La reducción de la pobreza y el crecimiento económico de los últimos 25 años han sido posibles gracias a la economía de mercado. O, mejor dicho, a la economía de libre mercado. La precisión es importante. El mercado no es más que una metáfora para hablar de las decisiones de millones de personas, que siempre, de alguna manera, son los determinantes de la actividad económica. Mientras más libremente puedan formularse esas decisiones, más cerca estará el resultado de expresar las preferencias y los deseos de superación de la gente. Cuando el mercado no es libre, la gente busca sortear como puede los obstáculos que el gobierno le pone delante. Alcanza para sobrevivir, pero no para prosperar.
El modelo económico que hemos seguido no consiste solamente en la disciplina fiscal y monetaria. Tan o más importantes han sido la eliminación de los controles de precios, la reducción de aranceles, la privatización y la apertura de la economía. No hemos llegado a tener mercados completamente libres de intervención estatal –subsisten, por ejemplo, Petro-Perú y decenas de otras empresas públicas–, pero para la gran mayoría de bienes y servicios son suficientemente libres como para que la iniciativa privada responda rápida y eficazmente a las necesidades del público.

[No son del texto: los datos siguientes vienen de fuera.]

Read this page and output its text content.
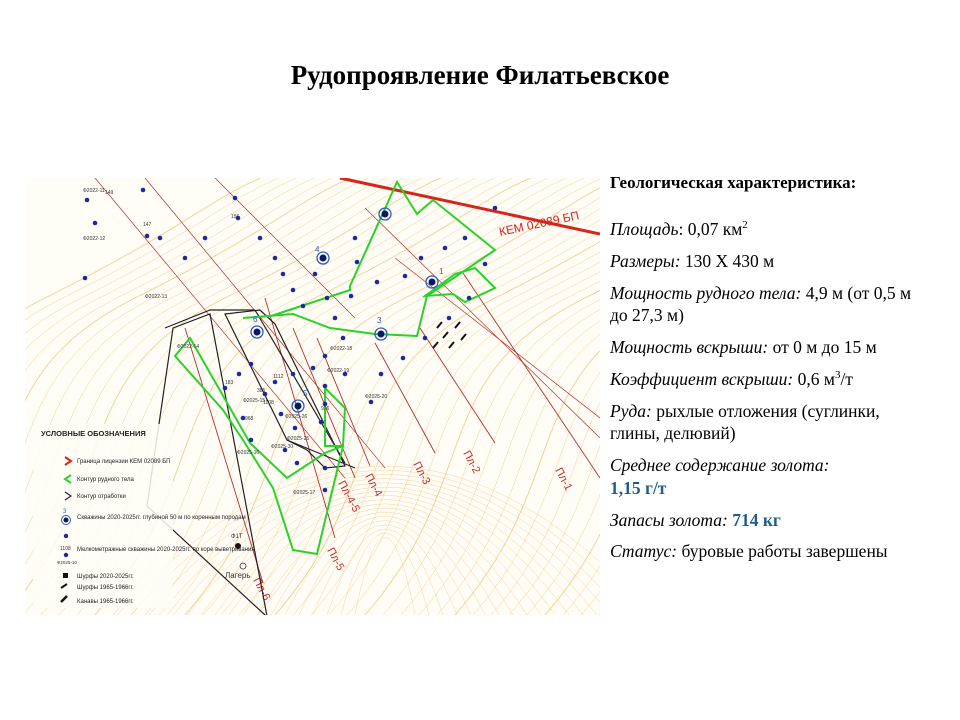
Рудопроявление Филатьевское
Пл-1
Пл-2
Пл-3
Пл-4
Пл-4-5
Пл-5
Пл-6
КЕМ 02089 БП
Ф2022-11
Ф2022-12
Ф2022-13
Ф2022-14	Ф2022-18
Ф2022-19
Ф2025-20
Ф2025-26
Ф2025-25
Ф2025-15
Ф2025-16
Ф2025-17
Ф2025-30
149
147
156
183
385
1108
1112
968
976
1
3
4
5
6
Ф1Т
Лагерь
УСЛОВНЫЕ ОБОЗНАЧЕНИЯ
3
1108
Ф2025-10
Граница лицензии КЕМ 02089 БП
Контур рудного тела
Контур отработки
Скважины 2020-2025гг. глубиной 50 м по коренным породам
Мелкометражные скважины 2020-2025гг. по коре выветривания
Шурфы 2020-2025гг.
Шурфы 1965-1966гг.
Канавы 1965-1966гг.
Геологическая характеристика:

Площадь: 0,07 $км^2$

Размеры: 130 Х 430 м

Мощность рудного тела: 4,9 м (от 0,5 м до 27,3 м)

Мощность вскрыши: от 0 м до 15 м

Коэффициент вскрыши: 0,6 $м^3/т$

Руда: рыхлые отложения (суглинки, глины, делювий)

Среднее содержание золота:
1,15 г/т

Запасы золота: 714 кг

Статус: буровые работы завершены
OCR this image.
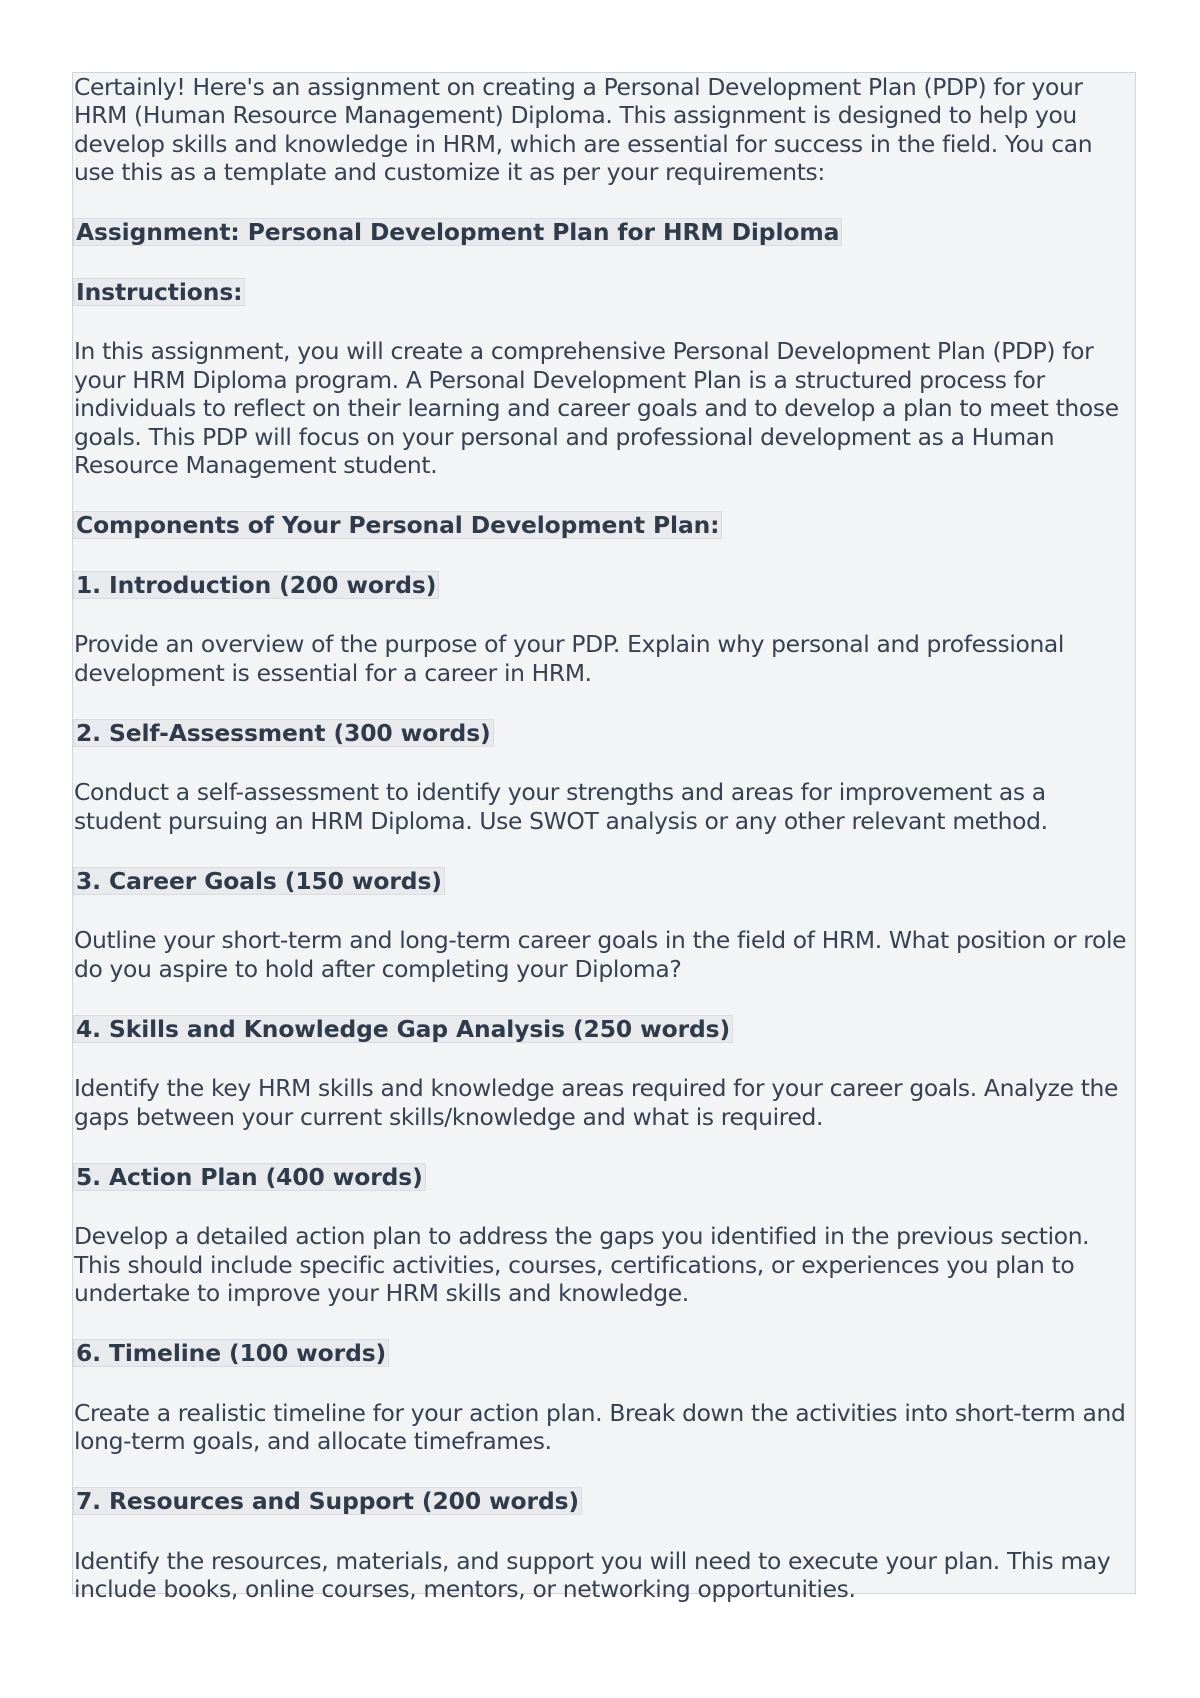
Certainly! Here's an assignment on creating a Personal Development Plan (PDP) for your HRM (Human Resource Management) Diploma. This assignment is designed to help you develop skills and knowledge in HRM, which are essential for success in the field. You can use this as a template and customize it as per your requirements:

Assignment: Personal Development Plan for HRM Diploma
Instructions:

In this assignment, you will create a comprehensive Personal Development Plan (PDP) for your HRM Diploma program. A Personal Development Plan is a structured process for individuals to reflect on their learning and career goals and to develop a plan to meet those goals. This PDP will focus on your personal and professional development as a Human Resource Management student.

Components of Your Personal Development Plan:
1. Introduction (200 words)

Provide an overview of the purpose of your PDP. Explain why personal and professional development is essential for a career in HRM.

2. Self-Assessment (300 words)

Conduct a self-assessment to identify your strengths and areas for improvement as a student pursuing an HRM Diploma. Use SWOT analysis or any other relevant method.

3. Career Goals (150 words)

Outline your short-term and long-term career goals in the field of HRM. What position or role do you aspire to hold after completing your Diploma?

4. Skills and Knowledge Gap Analysis (250 words)

Identify the key HRM skills and knowledge areas required for your career goals. Analyze the gaps between your current skills/knowledge and what is required.

5. Action Plan (400 words)

Develop a detailed action plan to address the gaps you identified in the previous section. This should include specific activities, courses, certifications, or experiences you plan to undertake to improve your HRM skills and knowledge.

6. Timeline (100 words)

Create a realistic timeline for your action plan. Break down the activities into short-term and long-term goals, and allocate timeframes.

7. Resources and Support (200 words)

Identify the resources, materials, and support you will need to execute your plan. This may include books, online courses, mentors, or networking opportunities.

Últimamente, sin embargo, se han estado erigiendo más y más obstáculos a la inversión, que limitan esa capacidad de respuesta. El caso de la minería es el más clamoroso. Después de lidiar con múltiples autoridades y obtener literalmente cientos de aprobaciones, se les exige ahora una “licencia social” que no se sabe exactamente qué es ni cómo se consigue y que, por lo demás, nadie se la ha dado nunca a aquellos que la reclaman. Esta es hoy la principal amenaza para la economía de mercado en nuestro país. La libertad de empresa consiste precisamente en que uno no tiene que pedirle permiso a todo el mundo.
No estamos diciendo que un nuevo proyecto o negocio no pueda eventualmente causar daños a sus vecinos. No estamos diciendo tampoco que no deba compensar esos daños, aun cuando tenga un estudio de impacto ambiental oleado y sacramentado. Eso tendría que decidirlo un juez.
Otra amenaza para la economía de mercado sobre la que deberíamos estar discutiendo es la creciente regulación a la que estamos sometiendo a las empresas. En el campo laboral, las obligamos a justificar, a satisfacción de algún funcionario público, las diferencias salariales o las razones por las que un empleado no va a ser contratado al final del período de prueba. En nombre de la protección al consumidor, las obligamos prácticamente a hacer propaganda en contra de sus propios productos. Todo esto eleva los costos de operación y puede hacer inviable ofrecer un producto que el consumidor encontraría atractivo (como un pasaje de avión no endosable a un precio más bajo).
Hemos dejado de avanzar y hasta estamos retrocediendo en otros frentes. Hace cinco años el gobierno quiso quitarles los aranceles a algunos insumos industriales, pero los importadores se opusieron porque habrían perdido el ‘drawback’, que se los devolvía en exceso. Y seguimos creando o manteniendo exoneraciones y beneficios tributarios que solo benefician a inversionistas que deberían correr con sus propios riesgos. La economía de libre mercado siempre es para todos; los privilegios nunca lo son.